Monday, December 28, 2009

Where the Wild Things Were

When I was twelve, I ordered a series of Time/Life books. They arrived once a month and were about different animals -- lions first, then elephants, tigers etc. They were great hardcover books, and being pre-internet and even pre-cable, offered some excellent photos and education on these animals. However, every book ended in the same grim fashion, these animals were endangered, many on the verge of extinction. A deep enduring education for a twelve-year old, who from this developed his first political inklings, which were conservative, or more accurately, radical conservationist. Almost forty years later, things for the great, and many of the small beasts of this planet have not gotten much better. Conservation remains the oldest and most radical environmental politics, and for a planet fast approaching 7 billion people, setting aside room for others is the least priority.

The modern environmental movement sprung out of the the late 19th century's conservation movement. It started as movement to conserve what was left of the American wild, which even a hundred years ago, wasn't much, and morphed into an understanding that preserving the environment was also about preserving the species homo sapiens. The book, Where the Wild Things Were, is a an excellent addition to the growing understanding of the importance of conservation and human well being. The book's theme concerns the last decades discoveries on the importance of large predators to their larger ecological systems. Killer whales, lions, wolves, and others play important and surprising roles in keeping greater diversity and health in the systems they inhabit.

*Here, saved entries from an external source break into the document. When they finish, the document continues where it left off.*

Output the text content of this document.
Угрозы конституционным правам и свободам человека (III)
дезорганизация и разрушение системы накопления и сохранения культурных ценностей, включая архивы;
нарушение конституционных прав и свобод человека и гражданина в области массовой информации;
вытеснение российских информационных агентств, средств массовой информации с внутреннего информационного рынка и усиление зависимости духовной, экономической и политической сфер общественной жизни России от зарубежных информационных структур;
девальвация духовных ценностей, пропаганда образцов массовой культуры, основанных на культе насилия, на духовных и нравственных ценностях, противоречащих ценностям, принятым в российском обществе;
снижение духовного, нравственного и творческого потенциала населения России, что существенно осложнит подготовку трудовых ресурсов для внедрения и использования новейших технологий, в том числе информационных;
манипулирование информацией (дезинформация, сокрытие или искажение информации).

For example, killer whales, still reeling from the human decimation of whale populations, changed their prey, and started eating stellar seals and sea otters. One whale can eat a lot of seals and otters. Decimating otter populations, the whales in turn allowed an explosion of urchins, the otters main food source, and the urchins devoured kelp forests, greatly reducing diversity and populations of many other species. The extinction of wolves in the Yellowstone system led to the destruction of riparian habitats, particularly aspens and cottonwoods, as elk, no longer fearing ambush around rivers and streams,lingered to feast on the new shoots, thinning growth along the stream and river beds.

Where the Wild Things Were is filled with a number of these fascinating stories and of course just like my old Time/Life books doesn't have much of a happy ending. There's been a few success stories, which certainly offer optimism for the future, if we can change our habits, and restore some large enough areas. But overall, the story of complete destruction continues and has now spread to the once infinite oceans. The last decades decimation of shark populations is turning our oceans into seas of goo and slime, jellyfish populations are exploding.

The real lesson of Where the Wild Things Were is an understanding that we have very limited knowledge of complex systems, and the global environment is a very complex system. Stability in complex systems is bought about with diversity. When systems become less diverse they are prone to cataclysmic swings. We can look at the financial system with our monolithic too big to fail systems, which failed systemically and catastrophically last fall, yet we've done nothing to diversify. Our systems thinking is to say the least insufficient and overwhelming tends to our historical cultural bias that through centralization comes stability, which may be true for a short time, but centralized system always collapse grandly.

It gets even more alarming when we think of our modern agriculture practices creating vast mono-cultures out of once vibrant and diverse ecological systems. Despite the assurances of Dow, Monsanto, and ADM, just like the previous assurance of our Wall Street giants about their innovations spreading risk, these centralized systems are inherently unstable. We still have a lot to learn from this old earth. We have little understanding to the degree we humans have changed this planet, which in the long course of biological history has been accomplished in nothing more than an instant. Nature however is the strictest of teachers, her lessons come with no mercy.